A former MIT president once likened getting an education at MIT to taking a drink from a fire hose. I did not go to or even apply to MIT. But a high school boyfriend was obsessed with getting in, and quoted folklore like this to me constantly. When MIT mailed me and thousands of other students who scored above a certain SAT score fat recruiting pamphlets he told me, “I can’t imagine why they’d be reaching out to you.”
Fast forward a decade and I’m at my laptop at 8am on a Monday, reviewing materials covering HTML and CSS, programming languages web developers use to build and style websites (respectively). I learn what it means to give meaning to HTML tags, or to make our code “semantic,” and when we move on to CSS specificity, how certain styling attributes cascade down elements of a web page, I think about how I’d explain the concept using a map of the Mean Girls cafeteria.

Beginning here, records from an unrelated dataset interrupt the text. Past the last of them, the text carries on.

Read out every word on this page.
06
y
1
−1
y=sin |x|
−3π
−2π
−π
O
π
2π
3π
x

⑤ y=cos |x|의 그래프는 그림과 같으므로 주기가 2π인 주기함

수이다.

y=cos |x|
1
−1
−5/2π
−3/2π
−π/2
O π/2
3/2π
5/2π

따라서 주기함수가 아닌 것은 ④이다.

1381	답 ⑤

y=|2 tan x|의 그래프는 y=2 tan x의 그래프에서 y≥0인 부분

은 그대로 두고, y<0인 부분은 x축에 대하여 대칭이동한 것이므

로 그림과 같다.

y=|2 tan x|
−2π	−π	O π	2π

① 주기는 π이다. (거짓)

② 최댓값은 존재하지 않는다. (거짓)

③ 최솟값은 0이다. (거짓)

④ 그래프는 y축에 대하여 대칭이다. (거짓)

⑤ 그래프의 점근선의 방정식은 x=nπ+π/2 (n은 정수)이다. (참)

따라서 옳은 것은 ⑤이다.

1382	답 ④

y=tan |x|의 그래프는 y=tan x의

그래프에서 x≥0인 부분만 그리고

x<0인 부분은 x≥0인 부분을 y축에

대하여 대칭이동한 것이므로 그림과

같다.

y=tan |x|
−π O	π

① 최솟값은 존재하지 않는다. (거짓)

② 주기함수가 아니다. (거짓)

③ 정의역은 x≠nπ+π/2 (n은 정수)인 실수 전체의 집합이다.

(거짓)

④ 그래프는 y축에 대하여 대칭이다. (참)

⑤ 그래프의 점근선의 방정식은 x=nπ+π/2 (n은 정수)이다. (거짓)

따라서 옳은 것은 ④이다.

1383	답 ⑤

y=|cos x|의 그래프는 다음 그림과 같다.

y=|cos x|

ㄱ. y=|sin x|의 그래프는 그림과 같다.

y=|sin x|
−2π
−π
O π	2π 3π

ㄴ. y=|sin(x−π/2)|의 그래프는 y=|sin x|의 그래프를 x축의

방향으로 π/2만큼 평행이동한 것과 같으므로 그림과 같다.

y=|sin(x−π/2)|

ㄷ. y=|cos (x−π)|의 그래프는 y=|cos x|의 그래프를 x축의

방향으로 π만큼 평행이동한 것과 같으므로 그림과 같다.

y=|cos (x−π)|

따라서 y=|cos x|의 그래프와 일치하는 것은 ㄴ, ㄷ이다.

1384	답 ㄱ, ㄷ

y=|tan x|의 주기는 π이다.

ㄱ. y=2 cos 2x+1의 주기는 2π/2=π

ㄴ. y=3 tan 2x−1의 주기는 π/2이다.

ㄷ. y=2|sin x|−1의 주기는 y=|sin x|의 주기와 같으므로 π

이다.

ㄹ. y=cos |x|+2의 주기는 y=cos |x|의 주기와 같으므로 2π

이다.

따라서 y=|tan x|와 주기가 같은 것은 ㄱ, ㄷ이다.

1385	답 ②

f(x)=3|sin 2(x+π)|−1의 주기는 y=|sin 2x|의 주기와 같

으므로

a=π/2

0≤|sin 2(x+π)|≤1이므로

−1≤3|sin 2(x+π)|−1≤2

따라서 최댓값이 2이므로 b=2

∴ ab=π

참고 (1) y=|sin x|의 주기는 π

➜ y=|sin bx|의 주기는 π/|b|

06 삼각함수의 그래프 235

I’m still working on it. But, before I have time to go back to North Shore I’m applying what we learned in lecture in a Codepen project, restyling a bakery website. It feels approachable, and all eight students in my small study group feel good when we sync up at the end of the day.
We continue with CSS the next day, learning about the box model and how to manipulate an element’s space on a web page, and we cover the attribute display: inline-block to get those elements to display in a row. But, this time, by the end of the day none of us feels great about the website we had to restyle using those tools. We hop off our daily standup and I head to the library, where I get kicked out at 10pm, after finishing at 9:56.
Learning the CSS flexbox module the next day, and how it adds a whole bunch of helpful styling properties to elements like defaulting them to display in a row, almost feels cruel. I’m nervous enough from the night before to raise my hand to guinea pig pair programming for the next project. I meet A. His five cats skitter back and forth across the head of his chair as we bounce around about the differences between justify-content: space-around vs. space-between to solve this challenge. Working together feels satisfying and immediately collaborative in a way few of my other work experiences have.
Confidence somewhat restored, Thursday we cover git, a track changes tool for developers, and how to push projects to Github. I introduced myself to fellow students to practice the school’s unique git + Github flow, but I’m still trying to come up with a Good Place + Github crossover joke about forks and forking.